McDaniel, 26, is central to prosecutors’ case against Mayfield and Moses, both 23, who authorities allege hid in bushes and fired multiple bullets indiscriminately into a busy intersection on the afternoon of Aug. 10, 2017. The bullets shattered the windows of Jamahri’s car as he was driving his 12-year-old nephew home from the barbershop.

A graduate of Woodrow Wilson High School in upper-Northwest Washington, Jamahri was less than two weeks away from his freshman year as a communications major at Florida A&M University. She was hit on the head and died two days later. Her mother, a former D.C. police detective, described running to the scene after relatives called that Jamahri had been shot.

As a detective she testified about the murders. Then as a mother she had to do so.

Arrested hours after the fatal shooting, McDaniel told homicide detectives he was the getaway driver. Authorities said he accused longtime friends Moses and Mayfield of firing the shots.

During some of McDaniel’s testimony, security was heightened in the courtroom, with six U.S. marshals stationed throughout the room.

Defense attorneys argued that McDaniel, who was one of the shooters, lied to authorities after his arrest. They allege that he pleaded guilty to conspiracy charges and second-degree murder to receive a lighter prison sentence than Mayfield and Moses, who were charged with first-degree murder and face more than 40 years in prison if convicted.

Under cross-examination by Moses’ attorney, Steven Kirsch, McDaniel admitted to telling one of his ex-girlfriends that he expected to get out of prison in about seven years because of his cooperation, having already spent five years in a D.C. jail. Under questioning by Mayfield’s attorney, Veronese Holt, McDaniel admitted that Mayfield had never been thinly built with dreadlocks or plaits — that’s how a witness described one of the shooters. That description fits much better with McDaniel himself.
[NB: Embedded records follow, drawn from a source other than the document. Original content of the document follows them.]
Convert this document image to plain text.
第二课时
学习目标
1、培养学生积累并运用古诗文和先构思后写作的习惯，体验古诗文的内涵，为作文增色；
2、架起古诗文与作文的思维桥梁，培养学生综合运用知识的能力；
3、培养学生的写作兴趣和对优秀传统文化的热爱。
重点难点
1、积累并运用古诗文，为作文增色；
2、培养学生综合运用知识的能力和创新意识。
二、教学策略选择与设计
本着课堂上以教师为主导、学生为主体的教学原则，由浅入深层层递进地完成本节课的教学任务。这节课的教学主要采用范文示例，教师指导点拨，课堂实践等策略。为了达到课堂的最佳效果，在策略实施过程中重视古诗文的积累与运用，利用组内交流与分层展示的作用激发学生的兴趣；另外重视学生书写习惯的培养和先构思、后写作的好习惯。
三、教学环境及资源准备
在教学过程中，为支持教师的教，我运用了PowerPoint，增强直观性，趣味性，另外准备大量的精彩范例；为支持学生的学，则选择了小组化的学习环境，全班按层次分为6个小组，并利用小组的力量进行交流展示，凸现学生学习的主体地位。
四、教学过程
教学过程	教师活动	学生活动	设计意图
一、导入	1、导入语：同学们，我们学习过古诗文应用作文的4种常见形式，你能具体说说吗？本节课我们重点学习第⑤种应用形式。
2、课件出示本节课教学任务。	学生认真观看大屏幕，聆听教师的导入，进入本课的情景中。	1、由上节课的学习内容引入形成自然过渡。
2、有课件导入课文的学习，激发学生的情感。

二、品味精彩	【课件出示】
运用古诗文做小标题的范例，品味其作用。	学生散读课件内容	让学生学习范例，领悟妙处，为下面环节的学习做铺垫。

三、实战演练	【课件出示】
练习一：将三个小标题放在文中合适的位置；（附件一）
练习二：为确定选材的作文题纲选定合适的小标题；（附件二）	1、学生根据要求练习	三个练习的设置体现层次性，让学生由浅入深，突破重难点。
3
Defense attorneys also argue that McDaniel was too drugged to remember the details of the events. McDaniel has been using drugs since he was a teenager, selling guns and stolen cars, and he admitted to smoking Percocet and marijuana on the day of the shooting. He also admitted to lying to detectives several times after his arrest, including selling a gun to an undercover police officer after he signed his cooperation agreement.

“I didn’t want to get into more trouble,” he said.

McDaniel described how he was close with Moses and Mayfield before the shooting. McDaniel said that after his mother died of a heroin overdose as a teenager, he, his then-girlfriend and their infant daughter moved in with Moses, Moses’ brother, and their mother. McDaniel said he has known Moses since he was 12 years old and calls him “brother.” He referred to Moses’ mother as “mother.”

As McDaniel testified, Moses looked straight. McDaniel said he considers Mayfield “like a brother.”

McDaniel said the three were part of the Langston Park Crew and the day before the fatal shooting, saw a member of the rival Saratoga Crew on the sidewalk.

“We planned to catch him on the next street,” McDaniel said.

McDaniel said they chased the man, jumped out of the car and grabbed his jacket. “My intention was to attack him,” McDaniel said. But then, the man pulled a gun from his waistband and fired three or four rounds into the air above them. They let the man go and he ran away.

“I was laughing,” McDaniel recalled. That’s when the three planned a “comeback,” as McDaniel called it. They agreed to drive to the 1400 block of Saratoga Avenue and start shooting “at no specific individuals.” “They shot at us, so we’re going to do the same thing,” McDaniel said.

The case in Judge Maribeth Ruffinan’s courtroom could go to a jury as early as Nov. 15.